THE LITURGICAL YEAR

Sermons, hymns, meditations and other musings to guide our annual pilgrim's progress through the liturgical year.

Sunday, August 15, 2021

A WOMAN CLOTHED WITH THE SUN

 A WOMAN CLOTHED WITH THE SUN


As we’re all very well aware, death is something that cannot be avoided.  It is something that we have a tendency to fear, as it’s something unknown that none of us have ever experienced firsthand, and none of us know anyone else who has experienced it for themselves either.  In his Epistle to the Romans, St.
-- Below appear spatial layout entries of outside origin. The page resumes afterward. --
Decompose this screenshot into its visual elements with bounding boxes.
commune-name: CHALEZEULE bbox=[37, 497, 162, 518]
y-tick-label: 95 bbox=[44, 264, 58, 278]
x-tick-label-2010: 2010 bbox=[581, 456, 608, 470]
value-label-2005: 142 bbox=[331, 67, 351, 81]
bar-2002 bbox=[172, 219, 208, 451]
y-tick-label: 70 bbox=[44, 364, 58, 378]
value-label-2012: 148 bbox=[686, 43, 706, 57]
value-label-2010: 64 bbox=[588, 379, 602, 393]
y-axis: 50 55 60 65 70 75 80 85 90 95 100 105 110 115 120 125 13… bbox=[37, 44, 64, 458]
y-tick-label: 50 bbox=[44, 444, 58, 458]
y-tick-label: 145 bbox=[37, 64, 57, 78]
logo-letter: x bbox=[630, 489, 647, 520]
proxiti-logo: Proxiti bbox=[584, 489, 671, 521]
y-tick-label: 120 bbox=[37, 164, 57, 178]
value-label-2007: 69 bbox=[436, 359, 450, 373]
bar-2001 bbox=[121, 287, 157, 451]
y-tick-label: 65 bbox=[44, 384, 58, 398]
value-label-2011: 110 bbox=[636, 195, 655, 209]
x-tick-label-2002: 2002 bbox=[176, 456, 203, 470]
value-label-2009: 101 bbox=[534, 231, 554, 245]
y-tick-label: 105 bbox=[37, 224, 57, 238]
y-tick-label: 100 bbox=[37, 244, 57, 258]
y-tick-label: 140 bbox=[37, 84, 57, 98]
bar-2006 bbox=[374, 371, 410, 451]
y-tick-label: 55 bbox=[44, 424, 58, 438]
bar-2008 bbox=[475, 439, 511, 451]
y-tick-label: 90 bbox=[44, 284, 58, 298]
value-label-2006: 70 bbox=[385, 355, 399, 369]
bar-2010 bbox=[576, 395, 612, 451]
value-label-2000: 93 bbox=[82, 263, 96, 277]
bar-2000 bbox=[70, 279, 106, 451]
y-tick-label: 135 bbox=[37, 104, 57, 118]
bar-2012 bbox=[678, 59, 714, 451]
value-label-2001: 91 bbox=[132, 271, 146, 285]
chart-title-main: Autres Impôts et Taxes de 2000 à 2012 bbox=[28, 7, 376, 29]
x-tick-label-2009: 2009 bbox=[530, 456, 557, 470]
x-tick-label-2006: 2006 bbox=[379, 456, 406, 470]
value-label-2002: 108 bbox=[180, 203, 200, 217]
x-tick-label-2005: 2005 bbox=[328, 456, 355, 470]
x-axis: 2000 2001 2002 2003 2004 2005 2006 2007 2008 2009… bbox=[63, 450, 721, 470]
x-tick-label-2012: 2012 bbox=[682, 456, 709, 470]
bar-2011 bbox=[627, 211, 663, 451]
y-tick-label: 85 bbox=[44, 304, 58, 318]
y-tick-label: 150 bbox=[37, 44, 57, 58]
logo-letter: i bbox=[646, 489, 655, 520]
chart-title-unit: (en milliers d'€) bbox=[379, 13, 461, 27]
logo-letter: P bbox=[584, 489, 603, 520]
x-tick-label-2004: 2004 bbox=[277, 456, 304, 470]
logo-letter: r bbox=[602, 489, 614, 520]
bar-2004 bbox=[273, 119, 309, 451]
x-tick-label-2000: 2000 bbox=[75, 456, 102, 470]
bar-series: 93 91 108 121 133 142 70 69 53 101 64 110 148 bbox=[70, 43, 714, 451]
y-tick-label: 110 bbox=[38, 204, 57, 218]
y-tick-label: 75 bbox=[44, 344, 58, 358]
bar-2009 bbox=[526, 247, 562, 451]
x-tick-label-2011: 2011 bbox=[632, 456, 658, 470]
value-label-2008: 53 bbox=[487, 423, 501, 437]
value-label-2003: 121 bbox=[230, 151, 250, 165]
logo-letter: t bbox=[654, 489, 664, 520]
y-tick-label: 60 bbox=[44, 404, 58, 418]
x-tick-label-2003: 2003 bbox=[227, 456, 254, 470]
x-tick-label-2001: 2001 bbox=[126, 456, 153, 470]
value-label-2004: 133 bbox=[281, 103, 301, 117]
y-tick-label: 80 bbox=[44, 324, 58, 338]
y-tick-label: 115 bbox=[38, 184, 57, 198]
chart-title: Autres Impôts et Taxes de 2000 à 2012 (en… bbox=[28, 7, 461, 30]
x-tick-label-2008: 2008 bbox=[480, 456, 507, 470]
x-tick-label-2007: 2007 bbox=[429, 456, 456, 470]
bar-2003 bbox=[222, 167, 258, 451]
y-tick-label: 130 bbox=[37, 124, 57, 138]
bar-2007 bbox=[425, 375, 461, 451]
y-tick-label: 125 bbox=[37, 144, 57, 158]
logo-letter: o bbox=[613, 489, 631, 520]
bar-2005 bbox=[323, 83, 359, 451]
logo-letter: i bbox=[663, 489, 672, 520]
Paul explains to us that death is the result of sin.  And heaven knows, we’re all sinners.  Even the greatest of saints, every single one of them, were sinners to some degree or other.  They may have sinned a lot less than we do, but their souls were all stained with at least original sin, and probably quite a few actual sins too. 

All of them, that is, except one.  The one whose feastday of Marymas we proclaim today with great solemnity, the Assumption of the blessed and glorious ever-Virgin Mary, Mother of God—she alone neither committed any actual sin, nor was she even stained with the original sin of our first parents.  She was conceived immaculate, her life, her morals, every fiber of her being was immaculate, free of the stain of any sin whatsoever.  And for that reason, the end of her earthly life was also like none other.  She was free from sin, and therefore free from the punishment due to sin.  The decay and corruption of the grave was not permitted to stain the body of one whose soul was never stained.

In today’s sermon, you’ll hear why our Blessed Lady is referred to sometimes as the Ark of the Covenant.  A further hint as to the reason why can be found in today’s Gospel reading of the Visitation.  The description of Mary visiting her cousin Elizabeth in our Gospel today is a strong reminder of something that happened in the Old Testament, when King David brought the Ark of the Covenant into Jerusalem for the first time.  Here is yet another example of the Old Testament looking forward to the New, with the Ark of the Covenant in the Old Testament looking forward to Mary as the greater Ark of the Covenant in the New Testament.  In the Second Book of Samuel, King David dances for joy (2 Sam. 6:5), while the unborn child John the Baptist leaps for joy in the womb of his mother Elizabeth (Luke 1:44).  In 2 Sam. 6:9, David cries out “How shall the ark of the Lord come to me?” while Elizabeth calls out in Luke 1:43, “Whence is this to me, that the mother of my Lord should come to me?”  The ark of the Lord remained in the house of Obededom the Gittite a few miles outside Jerusalem for three months, and the Lord blessed Obededom and his whole house in 2 Sam 6:11, while Mary remained about three months with Elizabeth in Luke 1:56 a few miles outside Jerusalem.

As final confirmation that our Blessed Lady is indeed the Ark of the New Covenant, turn to the Book of the Apocalypse and compare the last verse of Chapter 11 with the first verse of Chapter 12.  Because they are separate chapters, they are very rarely considered together.  And yet these two verses immediately follow one from the other:  First, Apoc. 11:19 — “And the temple of God was opened in heaven, and there was seen in his temple the Ark of his Covenant: and there were lightnings, and voices, and thunderings, and an earthquake, and great hail.”  And then, the famous verse of Apoc. 12:1 — “And there appeared a great wonder in heaven; a woman clothed with the sun, and the moon under her feet, and upon her head a crown of twelve stars.”